🤖 AI Summary
Traditional Dempster–Shafer theory (DST) classifiers suffer from oversimplified membership function modeling and limited expressiveness of basic probability assignments (BPAs) in multi-attribute classification. To address these issues, this paper proposes a belief-structure-based attribute fusion classifier. It innovatively employs Gaussian or Gaussian mixture models to adaptively construct membership functions and, for the first time, systematically transforms possibility distributions into normalized BPAs—significantly enhancing uncertainty representation. Furthermore, the method integrates cross-validation with custom evaluation metrics for optimal model selection and embeds the framework within an evidential k-nearest neighbors architecture.

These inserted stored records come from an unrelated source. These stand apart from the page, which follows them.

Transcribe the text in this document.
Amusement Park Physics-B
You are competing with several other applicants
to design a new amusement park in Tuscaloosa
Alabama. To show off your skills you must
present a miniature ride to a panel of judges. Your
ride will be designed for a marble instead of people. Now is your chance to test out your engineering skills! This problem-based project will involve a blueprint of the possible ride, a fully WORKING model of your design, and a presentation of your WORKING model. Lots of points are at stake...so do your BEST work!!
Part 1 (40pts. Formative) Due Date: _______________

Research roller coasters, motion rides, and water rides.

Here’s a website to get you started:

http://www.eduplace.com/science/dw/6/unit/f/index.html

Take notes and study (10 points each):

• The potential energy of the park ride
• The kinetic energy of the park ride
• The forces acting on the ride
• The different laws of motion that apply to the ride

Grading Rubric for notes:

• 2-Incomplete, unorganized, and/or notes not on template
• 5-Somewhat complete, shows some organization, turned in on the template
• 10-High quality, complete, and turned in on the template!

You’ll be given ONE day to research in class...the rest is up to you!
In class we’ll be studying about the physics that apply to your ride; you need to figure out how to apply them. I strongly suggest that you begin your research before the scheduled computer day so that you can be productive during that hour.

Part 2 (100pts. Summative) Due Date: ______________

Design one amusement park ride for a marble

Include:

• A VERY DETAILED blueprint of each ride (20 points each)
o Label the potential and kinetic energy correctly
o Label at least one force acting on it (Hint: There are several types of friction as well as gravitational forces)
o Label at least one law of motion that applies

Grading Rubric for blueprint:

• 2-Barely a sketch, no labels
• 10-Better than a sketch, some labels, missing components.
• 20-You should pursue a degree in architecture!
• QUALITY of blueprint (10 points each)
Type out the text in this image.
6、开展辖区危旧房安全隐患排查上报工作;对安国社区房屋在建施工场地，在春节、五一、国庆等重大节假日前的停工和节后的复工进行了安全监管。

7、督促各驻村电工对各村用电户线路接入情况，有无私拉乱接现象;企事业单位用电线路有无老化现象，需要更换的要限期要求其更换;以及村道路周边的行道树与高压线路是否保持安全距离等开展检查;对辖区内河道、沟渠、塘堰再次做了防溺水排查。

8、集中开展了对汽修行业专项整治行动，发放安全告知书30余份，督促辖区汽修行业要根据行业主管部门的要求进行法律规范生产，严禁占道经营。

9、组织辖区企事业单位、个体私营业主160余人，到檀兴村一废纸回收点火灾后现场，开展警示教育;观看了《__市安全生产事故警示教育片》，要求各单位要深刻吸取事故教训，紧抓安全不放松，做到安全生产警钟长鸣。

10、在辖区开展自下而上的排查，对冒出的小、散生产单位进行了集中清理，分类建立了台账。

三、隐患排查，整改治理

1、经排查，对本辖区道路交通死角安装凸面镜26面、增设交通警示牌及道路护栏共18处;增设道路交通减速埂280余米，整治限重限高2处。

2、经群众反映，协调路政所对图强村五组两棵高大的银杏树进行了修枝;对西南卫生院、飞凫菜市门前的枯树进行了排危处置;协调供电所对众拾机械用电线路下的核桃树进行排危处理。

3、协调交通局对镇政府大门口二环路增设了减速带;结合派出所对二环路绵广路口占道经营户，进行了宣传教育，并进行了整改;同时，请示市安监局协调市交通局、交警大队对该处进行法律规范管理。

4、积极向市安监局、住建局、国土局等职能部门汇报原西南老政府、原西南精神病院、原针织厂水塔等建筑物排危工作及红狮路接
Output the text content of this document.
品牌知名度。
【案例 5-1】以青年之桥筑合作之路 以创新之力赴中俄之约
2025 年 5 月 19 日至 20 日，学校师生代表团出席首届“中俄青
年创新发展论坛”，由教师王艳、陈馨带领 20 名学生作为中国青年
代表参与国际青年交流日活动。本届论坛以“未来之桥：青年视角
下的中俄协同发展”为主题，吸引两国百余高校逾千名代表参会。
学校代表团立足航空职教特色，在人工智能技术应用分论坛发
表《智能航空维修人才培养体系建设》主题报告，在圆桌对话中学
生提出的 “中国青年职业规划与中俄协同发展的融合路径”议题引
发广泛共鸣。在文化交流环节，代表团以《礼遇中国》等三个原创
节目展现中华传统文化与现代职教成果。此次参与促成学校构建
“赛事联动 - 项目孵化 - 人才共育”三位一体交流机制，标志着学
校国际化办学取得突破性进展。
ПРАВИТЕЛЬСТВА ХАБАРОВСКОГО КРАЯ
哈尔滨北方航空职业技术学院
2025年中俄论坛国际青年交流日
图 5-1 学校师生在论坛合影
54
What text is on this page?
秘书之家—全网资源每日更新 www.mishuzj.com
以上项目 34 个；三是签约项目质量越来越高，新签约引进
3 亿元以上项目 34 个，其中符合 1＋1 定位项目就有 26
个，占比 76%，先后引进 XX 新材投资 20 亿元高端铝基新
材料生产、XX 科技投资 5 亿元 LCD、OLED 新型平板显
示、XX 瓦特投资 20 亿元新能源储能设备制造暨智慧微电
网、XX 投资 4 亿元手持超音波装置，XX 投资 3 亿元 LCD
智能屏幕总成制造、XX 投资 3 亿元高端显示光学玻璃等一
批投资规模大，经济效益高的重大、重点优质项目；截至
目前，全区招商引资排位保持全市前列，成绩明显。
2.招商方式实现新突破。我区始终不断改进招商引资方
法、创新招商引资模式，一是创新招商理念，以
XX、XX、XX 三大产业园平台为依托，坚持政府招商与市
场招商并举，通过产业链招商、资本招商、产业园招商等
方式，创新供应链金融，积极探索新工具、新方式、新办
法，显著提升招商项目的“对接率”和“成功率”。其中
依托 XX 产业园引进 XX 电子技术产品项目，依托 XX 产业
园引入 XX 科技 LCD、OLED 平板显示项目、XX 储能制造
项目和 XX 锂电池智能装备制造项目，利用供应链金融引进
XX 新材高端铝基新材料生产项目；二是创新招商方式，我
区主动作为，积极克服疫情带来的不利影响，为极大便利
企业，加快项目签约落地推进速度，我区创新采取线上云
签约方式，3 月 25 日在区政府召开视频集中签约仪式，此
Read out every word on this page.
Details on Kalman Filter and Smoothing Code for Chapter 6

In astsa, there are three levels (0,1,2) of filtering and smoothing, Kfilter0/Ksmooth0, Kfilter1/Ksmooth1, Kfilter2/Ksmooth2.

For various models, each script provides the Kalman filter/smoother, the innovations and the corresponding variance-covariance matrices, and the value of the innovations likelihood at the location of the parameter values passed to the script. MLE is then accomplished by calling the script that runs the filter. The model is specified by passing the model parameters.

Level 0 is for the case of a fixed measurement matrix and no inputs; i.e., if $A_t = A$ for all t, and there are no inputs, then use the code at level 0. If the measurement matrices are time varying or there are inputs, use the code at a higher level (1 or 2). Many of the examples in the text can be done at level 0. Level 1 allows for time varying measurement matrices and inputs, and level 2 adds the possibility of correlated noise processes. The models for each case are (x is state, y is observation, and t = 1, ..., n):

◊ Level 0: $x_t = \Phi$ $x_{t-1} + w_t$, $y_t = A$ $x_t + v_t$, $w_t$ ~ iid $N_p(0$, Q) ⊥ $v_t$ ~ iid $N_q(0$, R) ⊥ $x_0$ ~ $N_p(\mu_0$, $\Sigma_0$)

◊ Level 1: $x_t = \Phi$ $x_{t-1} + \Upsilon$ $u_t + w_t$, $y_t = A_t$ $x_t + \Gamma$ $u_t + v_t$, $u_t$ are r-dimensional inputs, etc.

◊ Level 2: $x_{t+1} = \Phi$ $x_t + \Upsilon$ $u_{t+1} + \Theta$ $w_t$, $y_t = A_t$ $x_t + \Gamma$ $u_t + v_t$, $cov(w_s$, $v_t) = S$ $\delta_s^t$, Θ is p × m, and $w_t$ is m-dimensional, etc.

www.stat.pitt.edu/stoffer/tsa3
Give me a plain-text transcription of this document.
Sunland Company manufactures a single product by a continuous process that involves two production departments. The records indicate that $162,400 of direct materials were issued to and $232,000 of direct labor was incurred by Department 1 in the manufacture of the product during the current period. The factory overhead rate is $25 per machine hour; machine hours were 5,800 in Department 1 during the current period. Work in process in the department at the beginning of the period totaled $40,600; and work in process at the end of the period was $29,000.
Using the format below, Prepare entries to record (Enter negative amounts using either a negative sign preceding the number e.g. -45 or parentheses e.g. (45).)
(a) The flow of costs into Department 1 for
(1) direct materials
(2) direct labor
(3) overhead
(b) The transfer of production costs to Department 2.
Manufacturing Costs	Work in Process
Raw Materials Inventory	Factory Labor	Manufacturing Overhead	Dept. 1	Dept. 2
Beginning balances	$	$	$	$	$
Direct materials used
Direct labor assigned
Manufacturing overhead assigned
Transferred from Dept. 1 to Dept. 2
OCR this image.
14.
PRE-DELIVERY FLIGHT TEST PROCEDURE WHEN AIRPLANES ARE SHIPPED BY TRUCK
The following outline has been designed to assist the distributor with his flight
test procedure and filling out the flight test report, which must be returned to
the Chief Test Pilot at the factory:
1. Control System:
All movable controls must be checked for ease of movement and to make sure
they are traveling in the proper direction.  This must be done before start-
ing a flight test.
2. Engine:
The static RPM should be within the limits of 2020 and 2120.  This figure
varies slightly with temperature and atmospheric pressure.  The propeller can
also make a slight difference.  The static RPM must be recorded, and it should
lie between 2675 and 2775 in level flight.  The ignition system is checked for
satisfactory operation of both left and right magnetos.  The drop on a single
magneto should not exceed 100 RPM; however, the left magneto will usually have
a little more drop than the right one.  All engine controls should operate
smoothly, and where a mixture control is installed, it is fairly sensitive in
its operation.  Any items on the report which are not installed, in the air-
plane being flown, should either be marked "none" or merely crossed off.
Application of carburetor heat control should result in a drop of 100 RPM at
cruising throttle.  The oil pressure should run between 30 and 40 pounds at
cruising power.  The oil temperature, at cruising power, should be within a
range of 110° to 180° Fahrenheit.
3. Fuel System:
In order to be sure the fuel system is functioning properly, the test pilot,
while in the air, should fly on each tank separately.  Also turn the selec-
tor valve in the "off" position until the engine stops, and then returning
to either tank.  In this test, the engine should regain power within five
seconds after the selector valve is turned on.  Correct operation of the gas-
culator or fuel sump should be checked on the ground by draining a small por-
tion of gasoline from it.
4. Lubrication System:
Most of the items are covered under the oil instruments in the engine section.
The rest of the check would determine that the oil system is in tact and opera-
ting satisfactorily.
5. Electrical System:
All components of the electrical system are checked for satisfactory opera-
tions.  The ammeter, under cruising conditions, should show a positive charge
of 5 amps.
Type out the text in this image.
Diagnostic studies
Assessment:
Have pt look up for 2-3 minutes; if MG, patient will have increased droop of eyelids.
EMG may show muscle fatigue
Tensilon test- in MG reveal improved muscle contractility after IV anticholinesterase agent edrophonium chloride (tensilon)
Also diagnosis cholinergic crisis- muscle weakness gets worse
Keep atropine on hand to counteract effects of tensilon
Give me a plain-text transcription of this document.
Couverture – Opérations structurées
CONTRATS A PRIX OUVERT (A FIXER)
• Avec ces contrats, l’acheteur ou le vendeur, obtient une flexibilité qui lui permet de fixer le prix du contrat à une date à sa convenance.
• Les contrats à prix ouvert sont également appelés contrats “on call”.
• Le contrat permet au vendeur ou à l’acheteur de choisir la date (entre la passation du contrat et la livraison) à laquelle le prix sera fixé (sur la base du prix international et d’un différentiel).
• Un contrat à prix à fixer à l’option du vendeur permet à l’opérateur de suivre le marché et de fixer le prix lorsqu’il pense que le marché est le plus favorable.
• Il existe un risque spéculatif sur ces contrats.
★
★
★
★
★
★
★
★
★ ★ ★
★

Experiments on benchmark datasets demonstrate that the proposed approach achieves an average accuracy improvement of 4.84% over state-of-the-art evidential classifiers, with lower variance, superior robustness, and enhanced generalization capability.
📝 Abstract
Dempster-Shafer Theory (DST) provides a powerful framework for modeling uncertainty and has been widely applied to multi-attribute classification tasks. However, traditional DST-based attribute fusion-based classifiers suffer from oversimplified membership function modeling and limited exploitation of the belief structure brought by basic probability assignment (BPA), reducing their effectiveness in complex real-world scenarios. This paper presents an enhanced attribute fusion-based classifier that addresses these limitations through two key innovations. First, we adopt a selective modeling strategy that utilizes both single Gaussian and Gaussian Mixture Models (GMMs) for membership function construction, with model selection guided by cross-validation and a tailored evaluation metric. Second, we introduce a novel method to transform the possibility distribution into a BPA by combining simple BPAs derived from normalized possibility distributions, enabling a much richer and more flexible representation of uncertain information. Furthermore, we apply the belief structure-based BPA generation method to the evidential K-Nearest Neighbors classifier, enhancing its ability to incorporate uncertainty information into decision-making. Comprehensive experiments on benchmark datasets are conducted to evaluate the performance of the proposed attribute fusion-based classifier and the enhanced evidential K-Nearest Neighbors classifier in comparison with both evidential classifiers and conventional machine learning classifiers. The results demonstrate that our proposed classifier outperforms the best existing evidential classifier, achieving an average accuracy improvement of 4.84%, while maintaining low variance, thus confirming its superior effectiveness and robustness.